НОС
НОС
(К ПОВЕСТИ ГОГОЛЯ)
Эти господа обыкновенно претендуют на выдающуюся роль, разумеется, каждый в своей сфере. Они не прочь даже иногда заскочить вперед, что-нибудь да разведывая и вынюхивая. А так как умственный ценз их при этом довольно скромен, то они весьма легко впадают в подозрительность и обидчивость.
Каков был, в частности, тот из этих господ, который в ночь на 25 марта 1832 г.[1] загадочно покинул определенное ему природою место для целого ряда оригинальных приключений, этого мы, к сожалению, вовсе не знаем. Но, кажется, что это был Нос довольно белый, умеренной величины и не лишенный приятности.
Накануне исчезновения на него сел небольшой прыщик — вот и все, что мы знаем о носе майора Ковалева, в частности. Да и сам Гоголь, насколько можно судить по его брульонам,[2] колебался относительно частных свойств скромного героя своей повести и кончил тем, что оставил его рисоваться в несколько романтической туманности. Нос был чистый, но вот и все.
Кажется, Гоголь не решил окончательно и другого вопроса — вопроса о герое происшествия: был ли то Нос без майора или майор без Носа? В его превосходном повествовании оказалось как бы два героя. Положим, читатель, по врожденной русскому сердцу сострадательности, склоняется более к жертве пасквиля, чем к обидчику. Положим, что и Гоголь, хотя, по-видимому, колебался, но тоже более склонялся к чувствам читателя и не выразил особого интереса к судьбе созданного им Мельмота-скитальца.[3] Но зато, несомненно, столичная публика 1832 года, которая еще не была извещена о беспримерном случае, так сказать, художественным способом, говорила о носе майора Ковалева, а не о человеке, у которого части этой налицо или, правильнее, на лице не оказалось. И, вероятно, настоящему Ковалеву это было даже отчасти успокоительно, так как он первое время скрывал пасквильность своего положения не только от света, но и от крепостного своего человека. Хотя издали — пожалуй! отчего же?.. Чей нос? А-а! майора Ковалева?
В моих глазах центр повествования перемещается. Я смотрю на дела вот как.
Нос коллежского асессора Ковалева обрел на две недели самобытность. Произошло это из-за того, что Нос обиделся, а обиделся он потому, что был обижен или, точнее, не вынес систематических обид.
Цирульник Иван Яковлевич, который, несмотря на то что он обедал не иначе как во фраке, был очень неуважительно трактуем своей супругой, взял прескверную привычку брать его, т. е.

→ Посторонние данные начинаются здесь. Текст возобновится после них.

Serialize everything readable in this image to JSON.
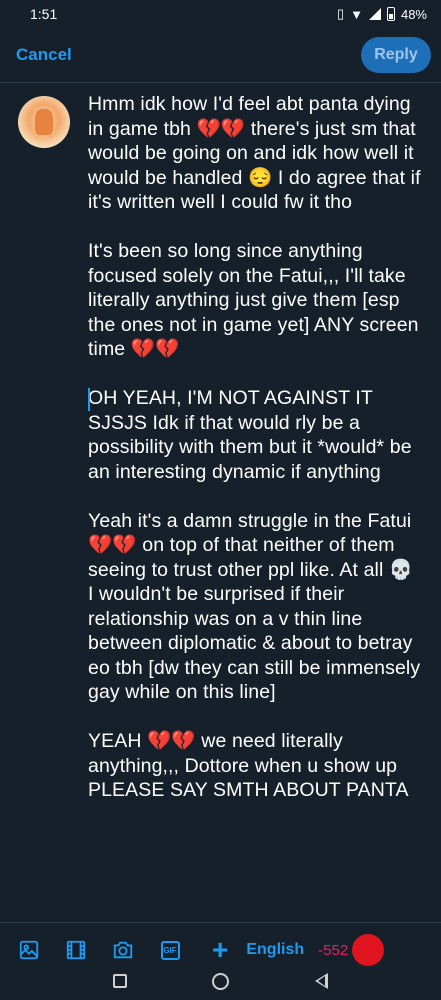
{
  "status_bar": {
    "time": "1:51",
    "battery": "48%",
    "icons": [
      "vibrate-icon",
      "wifi-icon",
      "signal-icon",
      "battery-icon"
    ]
  },
  "header": {
    "cancel_label": "Cancel",
    "reply_label": "Reply"
  },
  "compose": {
    "text": "Hmm idk how I'd feel abt panta dying in game tbh 💔💔 there's just sm that would be going on and idk how well it would be handled 😔 I do agree that if it's written well I could fw it tho\n\nIt's been so long since anything focused solely on the Fatui,,, I'll take literally anything just give them [esp the ones not in game yet] ANY screen time 💔💔\n\nOH YEAH, I'M NOT AGAINST IT SJSJS Idk if that would rly be a possibility with them but it *would* be an interesting dynamic if anything\n\nYeah it's a damn struggle in the Fatui 💔💔 on top of that neither of them seeing to trust other ppl like. At all 💀 I wouldn't be surprised if their relationship was on a v thin line between diplomatic & about to betray eo tbh [dw they can still be immensely gay while on this line]\n\nYEAH 💔💔 we need literally anything,,, Dottore when u show up PLEASE SAY SMTH ABOUT PANTA"
  },
  "toolbar": {
    "icons": [
      "image-icon",
      "video-icon",
      "camera-icon",
      "gif-icon",
      "add-icon"
    ],
    "gif_label": "GIF",
    "plus_label": "+",
    "language": "English",
    "char_count": "-552",
    "accent": "#1d9bf0",
    "over_limit_color": "#e0245e"
  },
  "navbar": {
    "icons": [
      "recents-icon",
      "home-icon",
      "back-icon"
    ]
  }
}
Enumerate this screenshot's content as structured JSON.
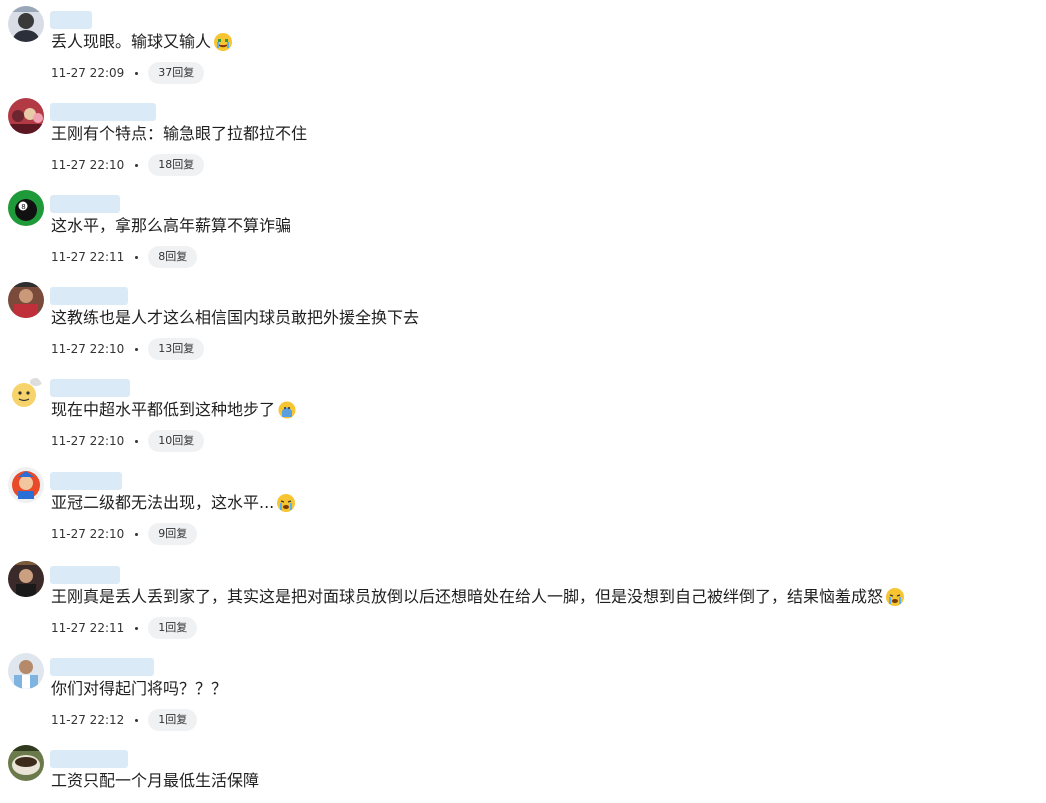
{
  "comments": [
    {
      "text": "丢人现眼。输球又输人",
      "emoji": "crying-money-face",
      "time": "11-27 22:09",
      "replies": "37回复"
    },
    {
      "text": "王刚有个特点：输急眼了拉都拉不住",
      "emoji": "",
      "time": "11-27 22:10",
      "replies": "18回复"
    },
    {
      "text": "这水平，拿那么高年薪算不算诈骗",
      "emoji": "",
      "time": "11-27 22:11",
      "replies": "8回复"
    },
    {
      "text": "这教练也是人才这么相信国内球员敢把外援全换下去",
      "emoji": "",
      "time": "11-27 22:10",
      "replies": "13回复"
    },
    {
      "text": "现在中超水平都低到这种地步了",
      "emoji": "face-palm-blue",
      "time": "11-27 22:10",
      "replies": "10回复"
    },
    {
      "text": "亚冠二级都无法出现，这水平...",
      "emoji": "crying-face",
      "time": "11-27 22:10",
      "replies": "9回复"
    },
    {
      "text": "王刚真是丢人丢到家了，其实这是把对面球员放倒以后还想暗处在给人一脚，但是没想到自己被绊倒了，结果恼羞成怒",
      "emoji": "crying-face",
      "time": "11-27 22:11",
      "replies": "1回复"
    },
    {
      "text": "你们对得起门将吗？？？",
      "emoji": "",
      "time": "11-27 22:12",
      "replies": "1回复"
    },
    {
      "text": "工资只配一个月最低生活保障",
      "emoji": "",
      "time": "",
      "replies": ""
    }
  ],
  "colors": {
    "username_blur": "#dbeaf7",
    "reply_bg": "#f0f1f3",
    "text": "#1f1f1f"
  }
}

Нос (не лучше ли Носа?), в весьма дурно пахнущие руки всякий раз, как он намылял щеки майора Ковалева, а делал он это с возмутительной правильностью два раза в неделю. Не то чтобы этот Иван Яковлевич имел в виду этим обижать выдающуюся часть майора Ковалева, но он был в некотором роде артист, а эти господа, как известно, склонны забывать все на свете, когда поют или бреют.
Итак, обидчиков, с моей точки зрения, два — Иван Яковлевич (фамилия неизвестна, мастерская на Вознесенском, там же и проживает) и майор Ковалев, как попуститель, виновный в недостатке самоуважения, зачем он, видите ли, позволял два раза в неделю какому-то дурно пахнущему человеку потрясать двумя пальцами левой руки, хотя и без злостного намерения, чувствительную часть его майорского тела, притом же лишенную всяких способов выражения неудовольствия и самообороны.

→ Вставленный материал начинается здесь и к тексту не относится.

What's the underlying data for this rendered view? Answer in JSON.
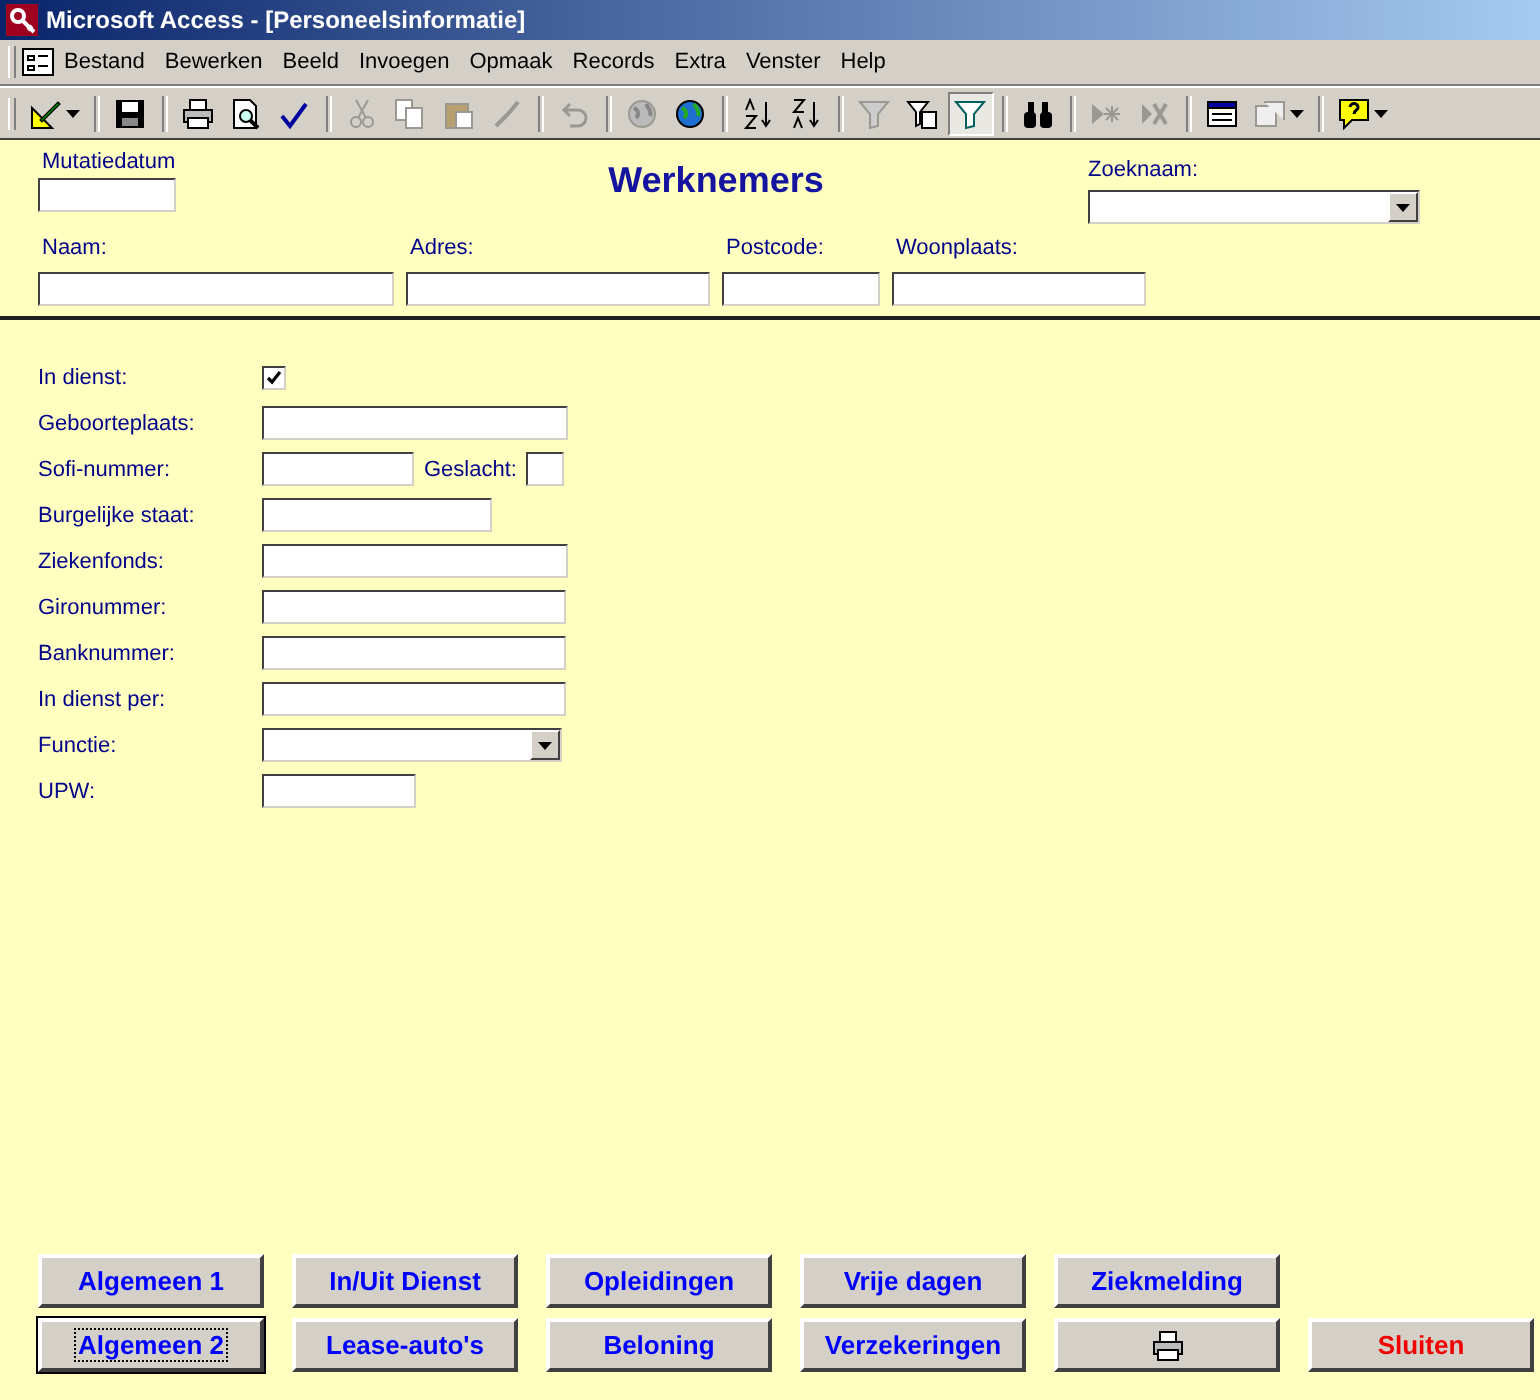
{
  "window": {
    "title": "Microsoft Access - [Personeelsinformatie]"
  },
  "menu": [
    "Bestand",
    "Bewerken",
    "Beeld",
    "Invoegen",
    "Opmaak",
    "Records",
    "Extra",
    "Venster",
    "Help"
  ],
  "toolbar": [
    {
      "kind": "design",
      "disabled": false,
      "selected": false,
      "dropdown": true
    },
    {
      "kind": "separator"
    },
    {
      "kind": "save",
      "disabled": false,
      "selected": false,
      "dropdown": false
    },
    {
      "kind": "separator"
    },
    {
      "kind": "print",
      "disabled": false,
      "selected": false,
      "dropdown": false
    },
    {
      "kind": "preview",
      "disabled": false,
      "selected": false,
      "dropdown": false
    },
    {
      "kind": "spelling",
      "disabled": false,
      "selected": false,
      "dropdown": false
    },
    {
      "kind": "separator"
    },
    {
      "kind": "cut",
      "disabled": true,
      "selected": false,
      "dropdown": false
    },
    {
      "kind": "copy",
      "disabled": true,
      "selected": false,
      "dropdown": false
    },
    {
      "kind": "paste",
      "disabled": true,
      "selected": false,
      "dropdown": false
    },
    {
      "kind": "brush",
      "disabled": true,
      "selected": false,
      "dropdown": false
    },
    {
      "kind": "separator"
    },
    {
      "kind": "undo",
      "disabled": true,
      "selected": false,
      "dropdown": false
    },
    {
      "kind": "separator"
    },
    {
      "kind": "globe",
      "disabled": true,
      "selected": false,
      "dropdown": false
    },
    {
      "kind": "globe",
      "disabled": false,
      "selected": false,
      "dropdown": false
    },
    {
      "kind": "separator"
    },
    {
      "kind": "sortasc",
      "disabled": false,
      "selected": false,
      "dropdown": false
    },
    {
      "kind": "sortdesc",
      "disabled": false,
      "selected": false,
      "dropdown": false
    },
    {
      "kind": "separator"
    },
    {
      "kind": "filter",
      "disabled": true,
      "selected": false,
      "dropdown": false
    },
    {
      "kind": "formfilter",
      "disabled": false,
      "selected": false,
      "dropdown": false
    },
    {
      "kind": "filter",
      "disabled": false,
      "selected": true,
      "dropdown": false
    },
    {
      "kind": "separator"
    },
    {
      "kind": "find",
      "disabled": false,
      "selected": false,
      "dropdown": false
    },
    {
      "kind": "separator"
    },
    {
      "kind": "newrecord",
      "disabled": true,
      "selected": false,
      "dropdown": false
    },
    {
      "kind": "deleterecord",
      "disabled": true,
      "selected": false,
      "dropdown": false
    },
    {
      "kind": "separator"
    },
    {
      "kind": "window",
      "disabled": false,
      "selected": false,
      "dropdown": false
    },
    {
      "kind": "newobject",
      "disabled": true,
      "selected": false,
      "dropdown": true
    },
    {
      "kind": "separator"
    },
    {
      "kind": "help",
      "disabled": false,
      "selected": false,
      "dropdown": true
    }
  ],
  "form": {
    "title": "Werknemers",
    "mutation": {
      "label": "Mutatiedatum",
      "kind": "text"
    },
    "search": {
      "label": "Zoeknaam:",
      "kind": "combo"
    },
    "header_fields": [
      {
        "label": "Naam:",
        "kind": "text"
      },
      {
        "label": "Adres:",
        "kind": "text"
      },
      {
        "label": "Postcode:",
        "kind": "text"
      },
      {
        "label": "Woonplaats:",
        "kind": "text"
      }
    ],
    "detail_fields": [
      {
        "label": "In dienst:",
        "kind": "checkbox",
        "checked": true
      },
      {
        "label": "Geboorteplaats:",
        "kind": "text"
      },
      {
        "label": "Sofi-nummer:",
        "kind": "text",
        "side": {
          "label": "Geslacht:",
          "kind": "text"
        }
      },
      {
        "label": "Burgelijke staat:",
        "kind": "text"
      },
      {
        "label": "Ziekenfonds:",
        "kind": "text"
      },
      {
        "label": "Gironummer:",
        "kind": "text"
      },
      {
        "label": "Banknummer:",
        "kind": "text"
      },
      {
        "label": "In dienst per:",
        "kind": "text"
      },
      {
        "label": "Functie:",
        "kind": "combo"
      },
      {
        "label": "UPW:",
        "kind": "text"
      }
    ],
    "button_rows": [
      [
        {
          "label": "Algemeen 1",
          "kind": "text",
          "focused": false
        },
        {
          "label": "In/Uit Dienst",
          "kind": "text",
          "focused": false
        },
        {
          "label": "Opleidingen",
          "kind": "text",
          "focused": false
        },
        {
          "label": "Vrije dagen",
          "kind": "text",
          "focused": false
        },
        {
          "label": "Ziekmelding",
          "kind": "text",
          "focused": false
        }
      ],
      [
        {
          "label": "Algemeen 2",
          "kind": "text",
          "focused": true
        },
        {
          "label": "Lease-auto's",
          "kind": "text",
          "focused": false
        },
        {
          "label": "Beloning",
          "kind": "text",
          "focused": false
        },
        {
          "label": "Verzekeringen",
          "kind": "text",
          "focused": false
        },
        {
          "kind": "print",
          "focused": false
        },
        {
          "label": "Sluiten",
          "kind": "close",
          "focused": false
        }
      ]
    ]
  }
}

Герой повести, т. е. истинный герой ее, по-моему. Нос. Повесть же есть история его двухнедельной мести.
Несмотря на скромный умственный ценз Носа, его исчезновение было исполнено с положительным остроумием и даже талантом. Между двух щек кавказского майора получилось совершенно гладкое место — при этом ни боли, ни физического вреда, ничего подобного. Мойте это место холодной водой — и вы будете здоровы, как бы вы имели нос, — так сказал веселый доктор, который очень любил есть яблоки, и притом непременно утром. Но в самой этой безболезненности исчезновения не чувствуется ли же вся злобность его мести? Майор Ковалев был застигнут решительно врасплох, и едва ли даже это случилось не а четверг, т. е. журфикс Подточиных.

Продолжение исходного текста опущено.